Nous ne sommes pas loin de midi. Les deux hommes réfléchissent, assis de part et d’autre d’un secrétaire métallique vert, vieux modèle réglementaire à caissons derrière lequel se tient le général. Le plateau de ce meuble n’est occupé que par une lampe éteinte, une boîte de cigarillos Panter Tango, un cendrier vide et un sous-main en buvard très ancien, fort effiloché, qui semble avoir épongé puis conclu nombre d’affaires depuis, disons, le dossier Ben Barka. Le secrétaire vert occupe le fond d’une pièce austère dont la fenêtre commande une cour de caserne pavée, à part lui se trouvent deux chaises en tubulures et Skaï, trois armoires de classement à dossiers suspendus, une tablette supportant un vieil et gros ordinateur malpropre. Tout cela ne date pas d’hier et le fauteuil du général n’a pas l’air bien douillet, ses accotoirs sont oxydés, ses coins fendillés laissent distinguer, voire fuir par lambeaux, son infrastructure en polyuréthane de la première génération.
Les coups de midi ont fini par sonner au clocher, tout proche, de Notre-Dame-des-Otages. Le général s’est emparé d’un cigarillo, l’a observé, massé, humé, puis l’a rangé dans son étui. Une femme, a-t-il répété à voix basse, se parlant à lui-même. Une femme, a-t-il haussé le ton, mais pas seulement. Surtout pas une stagiaire comme on en trouve partout. Quelqu’un d’absolument étranger aux éseaux, voyez-vous ? Pas tout à fait, a dû admettre Objat. Eh bien une innocente, quoi, a résumé le général. Qui ne comprend rien à rien, qui fait ce qu’on lui dit de faire et qui ne pose pas de questions. Plutôt jolie, si c’est possible.
Cela fait beaucoup de critères, a fait valoir Objat, ça ne va pas être facile à trouver. Je sais, a reconnu le général. Il a encore entrouvert sa boîte de Panter Tango, l’a considérée avec affection puis refermée délicatement, Paul Objat laissant traîner ses yeux sur les murs de la pièce, plus repeints depuis longtemps, et dont une bonne surface est constellée de documents divers : photographies plus ou moins nettes de personnes, de choses, de lieux souvent reliées par des flèches tracées au feutre, pinces double clip maintenant des fiches et des schémas abscons, coupures de presse, listes de noms, cartes géographiques barrées de fils que fixent des épingles de signalisation multicolores. Un portrait officiel du président de la République. Rien de personnel : pas de photos de famille, de cartes postales envoyées par des collègues en vacances, de reproductions de Van Gogh et autres foutaises.

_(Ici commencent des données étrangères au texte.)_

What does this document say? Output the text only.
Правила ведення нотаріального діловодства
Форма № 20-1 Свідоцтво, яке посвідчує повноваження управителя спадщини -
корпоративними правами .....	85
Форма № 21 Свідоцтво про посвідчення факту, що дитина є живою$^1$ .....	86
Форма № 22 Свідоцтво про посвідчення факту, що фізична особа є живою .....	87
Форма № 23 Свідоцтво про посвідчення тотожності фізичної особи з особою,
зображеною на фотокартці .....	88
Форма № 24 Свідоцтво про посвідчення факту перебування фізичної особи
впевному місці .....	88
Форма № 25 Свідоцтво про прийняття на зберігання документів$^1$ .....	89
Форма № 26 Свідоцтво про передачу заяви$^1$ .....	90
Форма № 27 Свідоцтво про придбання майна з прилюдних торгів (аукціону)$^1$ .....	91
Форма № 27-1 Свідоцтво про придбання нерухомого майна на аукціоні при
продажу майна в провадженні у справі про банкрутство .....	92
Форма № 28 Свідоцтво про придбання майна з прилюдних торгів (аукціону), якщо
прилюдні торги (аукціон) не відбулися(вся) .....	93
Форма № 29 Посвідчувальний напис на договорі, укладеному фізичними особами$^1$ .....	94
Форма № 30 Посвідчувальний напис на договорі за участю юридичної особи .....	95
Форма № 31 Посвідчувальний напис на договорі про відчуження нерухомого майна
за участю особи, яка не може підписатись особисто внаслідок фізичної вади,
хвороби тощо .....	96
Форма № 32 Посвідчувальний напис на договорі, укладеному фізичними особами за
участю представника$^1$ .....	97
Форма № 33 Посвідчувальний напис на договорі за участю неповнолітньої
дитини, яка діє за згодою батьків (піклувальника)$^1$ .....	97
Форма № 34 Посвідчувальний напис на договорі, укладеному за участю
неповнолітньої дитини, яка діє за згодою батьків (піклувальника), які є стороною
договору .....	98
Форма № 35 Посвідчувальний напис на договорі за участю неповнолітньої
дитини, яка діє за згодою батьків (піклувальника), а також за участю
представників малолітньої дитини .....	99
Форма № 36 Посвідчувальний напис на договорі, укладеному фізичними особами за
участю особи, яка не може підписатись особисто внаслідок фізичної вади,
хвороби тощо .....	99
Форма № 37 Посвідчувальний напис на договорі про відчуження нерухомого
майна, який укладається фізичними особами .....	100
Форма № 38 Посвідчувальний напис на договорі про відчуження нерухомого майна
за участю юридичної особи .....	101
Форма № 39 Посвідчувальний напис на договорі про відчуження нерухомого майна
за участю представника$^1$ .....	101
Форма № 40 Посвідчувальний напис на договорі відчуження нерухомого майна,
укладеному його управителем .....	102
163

Faisant fi de nos obligations de réserve ainsi que du secret défense, précisons d’abord l’identité de l’officier supérieur. Général Bourgeaud, soixante-huit ans, ancien du service Action – planification et mise en œuvre d’opérations clandestines –, spécialisé dans l’infiltration et l’exfiltration de personnalités sensibles dans un but de renseignement. Visage abrupt et regard sec, mais ne nous attardons pas : nous reviendrons plus tard sur son apparence. Au vu de son ancienneté, sa hiérarchie a peu à peu allégé ses responsabilités même si, eu égard aux services rendus, on lui a laissé l’usage de son bureau, de son planton, l’intégralité de son traitement mais pas son véhicule de fonction. N’entendant pas être entièrement mis au rancart, Bourgeaud continue cependant à monter en douce quelques opérations pour ne pas perdre la main. Pour s’occuper. Pour la France.